El amor es una yema que acercas de noche. No tarda en hacerse instrumento de acariciar a la altura de los labios (escurres una leche; parpadea lo blanco, me abro de par en par). Ahí instilas el perfume, me inoculas (nada que ver con la sangre). Lo recibo de quemadura benigna, como si unos vapores de aguardiente me cubrieran las llagas.
Eso que llamas numinoso me penetra (vaya rito de seducción). Lo que te queda de blanco se me acumula como nieve ante una puerta y se vuelve grumoso. Luego me duermo y sueño con un ataúd pequeño, demasiado corto para nosotros.
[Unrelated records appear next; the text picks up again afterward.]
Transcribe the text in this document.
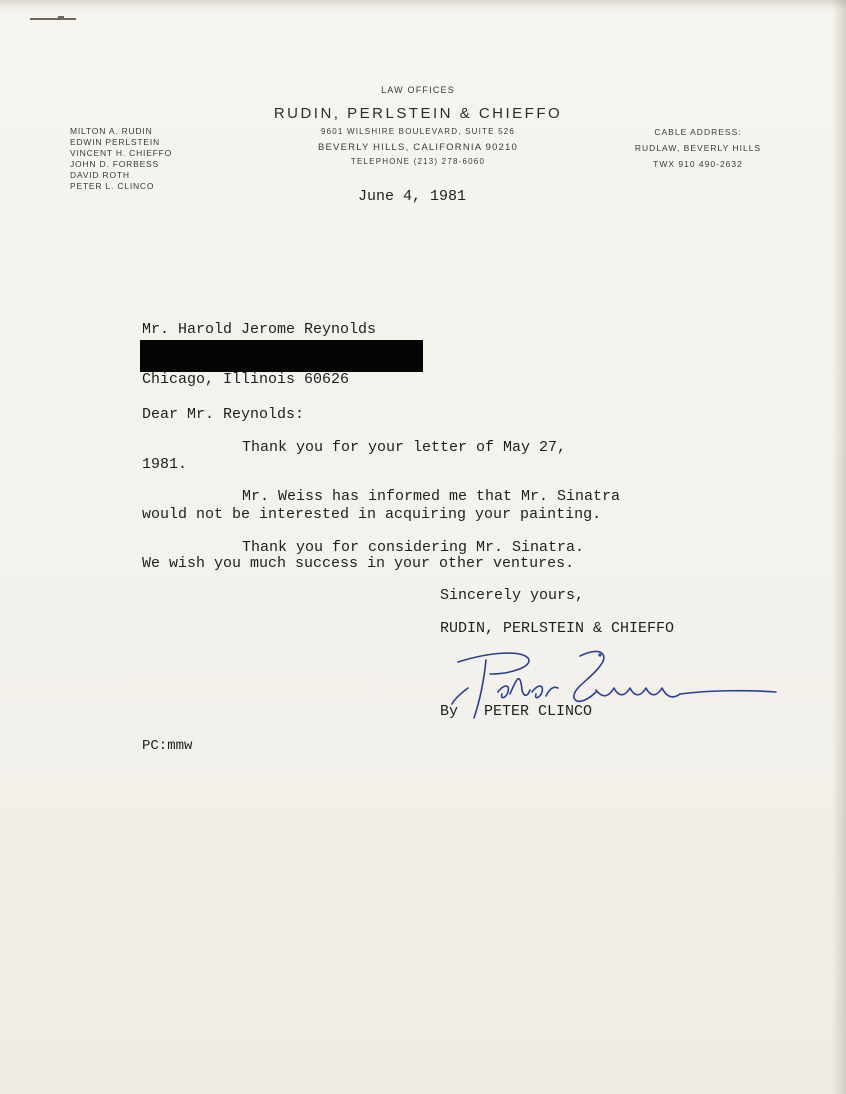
LAW OFFICES
RUDIN, PERLSTEIN & CHIEFFO
9601 WILSHIRE BOULEVARD, SUITE 526
BEVERLY HILLS, CALIFORNIA 90210
TELEPHONE (213) 278-6060
MILTON A. RUDIN
EDWIN PERLSTEIN
VINCENT H. CHIEFFO
JOHN D. FORBESS
DAVID ROTH
PETER L. CLINCO
CABLE ADDRESS:
RUDLAW, BEVERLY HILLS
TWX 910 490-2632
June 4, 1981
Mr. Harold Jerome Reynolds
Chicago, Illinois 60626
Dear Mr. Reynolds:
Thank you for your letter of May 27,
1981.
Mr. Weiss has informed me that Mr. Sinatra
would not be interested in acquiring your painting.
Thank you for considering Mr. Sinatra.
We wish you much success in your other ventures.
Sincerely yours,
RUDIN, PERLSTEIN & CHIEFFO
By PETER CLINCO
PC:mmw
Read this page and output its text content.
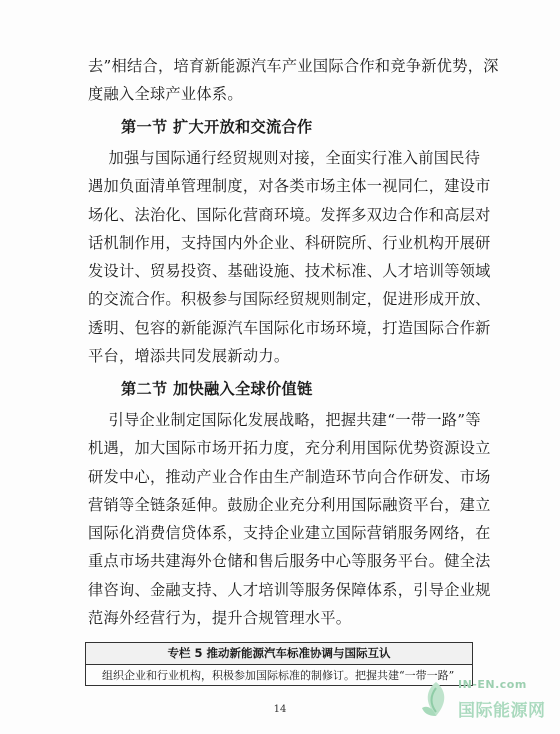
去”相结合，培育新能源汽车产业国际合作和竞争新优势，深
度融入全球产业体系。
第一节 扩大开放和交流合作
加强与国际通行经贸规则对接，全面实行准入前国民待
遇加负面清单管理制度，对各类市场主体一视同仁，建设市
场化、法治化、国际化营商环境。发挥多双边合作和高层对
话机制作用，支持国内外企业、科研院所、行业机构开展研
发设计、贸易投资、基础设施、技术标准、人才培训等领域
的交流合作。积极参与国际经贸规则制定，促进形成开放、
透明、包容的新能源汽车国际化市场环境，打造国际合作新
平台，增添共同发展新动力。
第二节 加快融入全球价值链
引导企业制定国际化发展战略，把握共建“一带一路”等
机遇，加大国际市场开拓力度，充分利用国际优势资源设立
研发中心，推动产业合作由生产制造环节向合作研发、市场
营销等全链条延伸。鼓励企业充分利用国际融资平台，建立
国际化消费信贷体系，支持企业建立国际营销服务网络，在
重点市场共建海外仓储和售后服务中心等服务平台。健全法
律咨询、金融支持、人才培训等服务保障体系，引导企业规
范海外经营行为，提升合规管理水平。
专栏 5 推动新能源汽车标准协调与国际互认
组织企业和行业机构，积极参加国际标准的制修订。把握共建“一带一路”
14
IN-EN.com
国际能源网
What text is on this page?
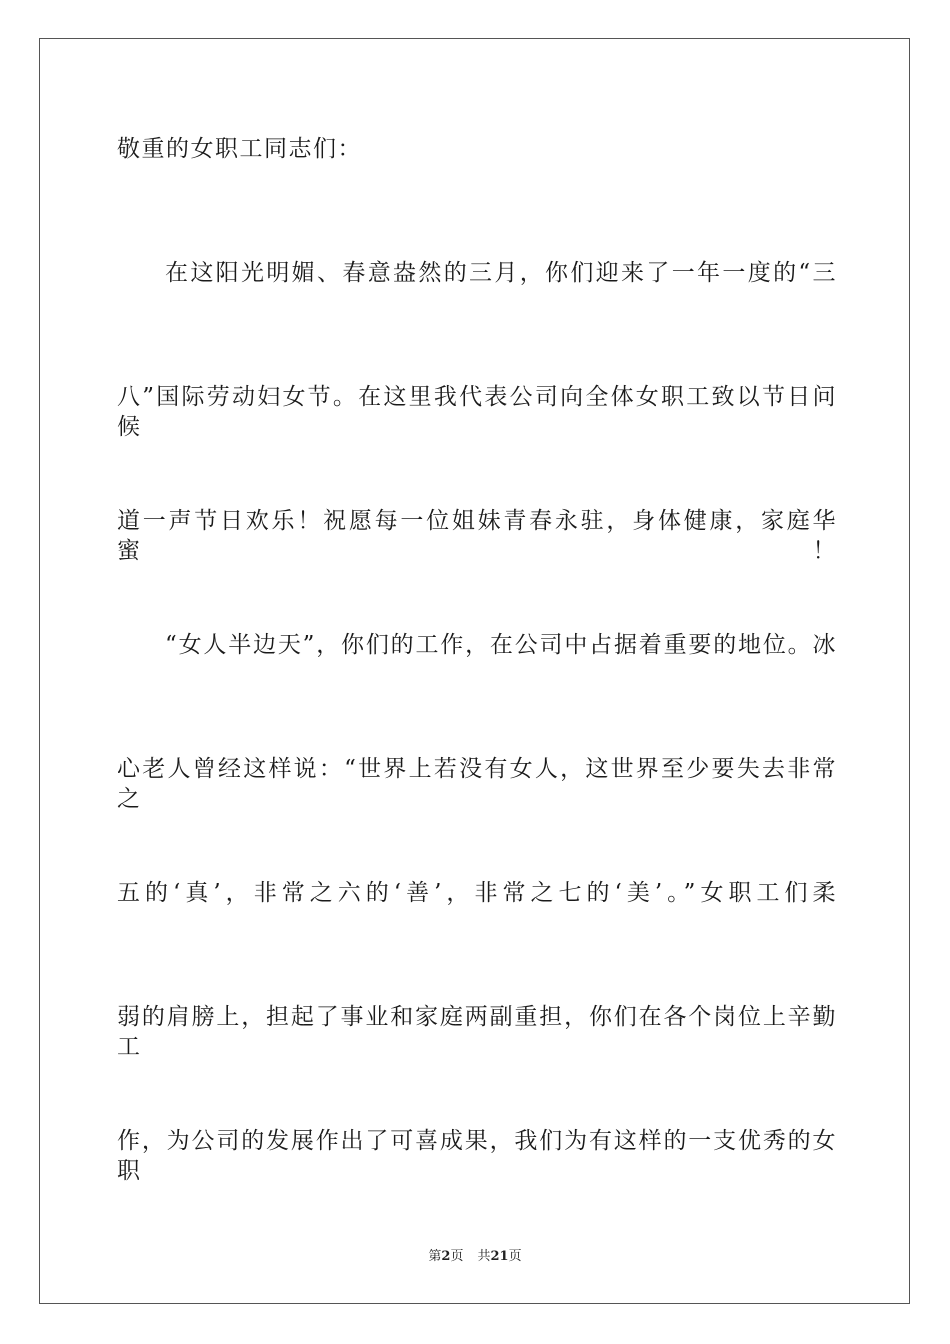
敬重的女职工同志们：
在这阳光明媚、春意盎然的三月，你们迎来了一年一度的“三
八”国际劳动妇女节。在这里我代表公司向全体女职工致以节日问候
道一声节日欢乐！祝愿每一位姐妹青春永驻，身体健康，家庭华蜜！
“女人半边天”，你们的工作，在公司中占据着重要的地位。冰
心老人曾经这样说：“世界上若没有女人，这世界至少要失去非常之
五的‘真’，非常之六的‘善’，非常之七的‘美’。”女职工们柔
弱的肩膀上，担起了事业和家庭两副重担，你们在各个岗位上辛勤工
作，为公司的发展作出了可喜成果，我们为有这样的一支优秀的女职
第2页 共21页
Como tienes completa la parafernalia de boca, sabes hacer de todo: besar, hablar, gritar. Yo me enamoro al instante de tu lengua. Espero tu beso, sabiendo que tal vez me vas a amputar algo, y se escurren de nuevo tus labios como esponjas. ¿Por qué siento que me cortan en el lugar más tierno?
Me resigno. Tus palabras son suaves como ramas recién salidas, de corteza joven, no esa piel dura de los árboles viejos. Cuando el diluvio menor llega a su fin, la sangre casi es violeta: gotea como savia de arce perforado.
Tu boca es capullo: no la veo en tu rostro sino más abajo.